We find it far easier to make room for grace and allowance for others than toward ourselves. We get mad at ourselves for falling short of standards we would never hold others too. There are those who try to defend this discrepancy by saying we should always hold ourselves to higher standards, which on the surface is good advice.  

I guess the trick is to remember to aim for higher, not highest. It is very important to acknowledge where we are now and to then give ourselves two things: higher standards to work toward, and the permission to fail those standards over and over. It does not matter how many times we fail, as long as we do not give up completely. 

I work on these issues every day and fail at them rather consistently. Yet, as I look back at the last six years, I have to admit that there have been substantial and meaningful changes in my life thanks to these efforts. For one, my definition of failure has changed significantly.  

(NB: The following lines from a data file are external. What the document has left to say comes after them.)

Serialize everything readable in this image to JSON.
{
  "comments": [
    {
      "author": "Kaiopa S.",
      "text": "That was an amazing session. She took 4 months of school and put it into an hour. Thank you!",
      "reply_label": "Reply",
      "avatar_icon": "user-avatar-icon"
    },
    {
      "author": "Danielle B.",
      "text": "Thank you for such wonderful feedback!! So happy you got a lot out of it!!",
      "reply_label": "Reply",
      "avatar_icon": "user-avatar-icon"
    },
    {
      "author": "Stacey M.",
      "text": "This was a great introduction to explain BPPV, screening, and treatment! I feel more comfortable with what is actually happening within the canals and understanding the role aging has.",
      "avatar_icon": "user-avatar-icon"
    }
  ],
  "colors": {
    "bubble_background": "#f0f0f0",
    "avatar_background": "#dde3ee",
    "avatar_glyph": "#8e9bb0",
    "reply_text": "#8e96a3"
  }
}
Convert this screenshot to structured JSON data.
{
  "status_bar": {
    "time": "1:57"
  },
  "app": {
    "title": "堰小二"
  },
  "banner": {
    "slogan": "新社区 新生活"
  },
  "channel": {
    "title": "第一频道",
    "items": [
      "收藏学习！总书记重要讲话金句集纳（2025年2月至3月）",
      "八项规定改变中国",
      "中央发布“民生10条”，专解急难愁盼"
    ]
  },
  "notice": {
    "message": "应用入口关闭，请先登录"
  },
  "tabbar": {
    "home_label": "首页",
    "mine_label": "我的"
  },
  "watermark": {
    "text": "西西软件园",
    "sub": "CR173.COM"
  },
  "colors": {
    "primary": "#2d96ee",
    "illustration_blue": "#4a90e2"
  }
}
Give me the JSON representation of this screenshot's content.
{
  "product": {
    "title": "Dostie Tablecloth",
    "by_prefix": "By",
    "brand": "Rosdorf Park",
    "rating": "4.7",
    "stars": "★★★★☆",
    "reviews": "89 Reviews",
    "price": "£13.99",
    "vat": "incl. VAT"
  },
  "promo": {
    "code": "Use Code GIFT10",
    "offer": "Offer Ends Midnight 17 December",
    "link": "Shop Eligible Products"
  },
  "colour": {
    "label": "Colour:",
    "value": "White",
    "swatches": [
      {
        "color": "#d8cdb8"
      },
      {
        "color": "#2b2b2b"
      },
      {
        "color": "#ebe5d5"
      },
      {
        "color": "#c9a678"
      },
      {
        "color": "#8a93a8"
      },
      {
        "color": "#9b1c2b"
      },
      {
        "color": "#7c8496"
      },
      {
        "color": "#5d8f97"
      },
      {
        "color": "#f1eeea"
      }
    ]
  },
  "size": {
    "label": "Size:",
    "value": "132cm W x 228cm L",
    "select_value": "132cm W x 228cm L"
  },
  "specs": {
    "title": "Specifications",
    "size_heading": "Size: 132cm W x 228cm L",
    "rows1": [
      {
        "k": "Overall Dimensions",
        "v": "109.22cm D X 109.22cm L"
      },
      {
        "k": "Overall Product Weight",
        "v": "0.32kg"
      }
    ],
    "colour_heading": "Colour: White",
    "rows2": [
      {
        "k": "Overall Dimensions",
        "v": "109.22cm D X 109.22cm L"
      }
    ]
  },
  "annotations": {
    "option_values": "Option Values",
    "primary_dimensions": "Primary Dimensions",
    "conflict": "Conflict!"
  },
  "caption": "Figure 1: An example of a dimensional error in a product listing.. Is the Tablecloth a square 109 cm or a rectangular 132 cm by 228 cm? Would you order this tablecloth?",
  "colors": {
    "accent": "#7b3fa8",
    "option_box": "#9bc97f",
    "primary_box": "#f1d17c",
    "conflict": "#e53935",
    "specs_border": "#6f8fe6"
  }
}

There was a time when failing at healthy eating used to mean I had a gallon of ice cream for dinner, or a bottle of pop for breakfast. Now it means I did not eat enough vegetables the last two days. There was a time when failing as a friend meant I lashed out and said truly hurtful things, knowing how much they will hurt the other person precisely because I am a friend they have shown their most vulnerable sides to. Today it means I was not good at checking in for a few weeks, which is something I can easily fix. 

Famous comedian Jerry Seinfeld is known for his endorsement of something he calls “building the chain.” When asked how he writes such good content, Seinfeld once replied that the trick is to write every day, write bad content, write “all the trash out of you,” and eventually you will begin to write the good stuff.  

In addition, he recommends getting a big wall calendar and drawing a large X on every day when you wrote something. To quote him, “after a while, you have a chain of Xs. Now your only task is to keep that chain going.” 

I have taken this approach for many things in life, from learning a foreign language to reading more challenging books. For some of these goals, I spend as little as 10 minutes a day. But, looking back, 10 minutes a day for over 30 months is why I can now read German. 10 minutes a day for years and I am almost done reading a collection of classics on stoic philosophy. 10 minutes a day, starting today, might be how I someday run a marathon.  

10 minutes a day, or 5, or 1 are all better than 0 minutes. Take some action today toward a tomorrow you would like. It does not need to be grand or move the earth. It just needs to be done enough times.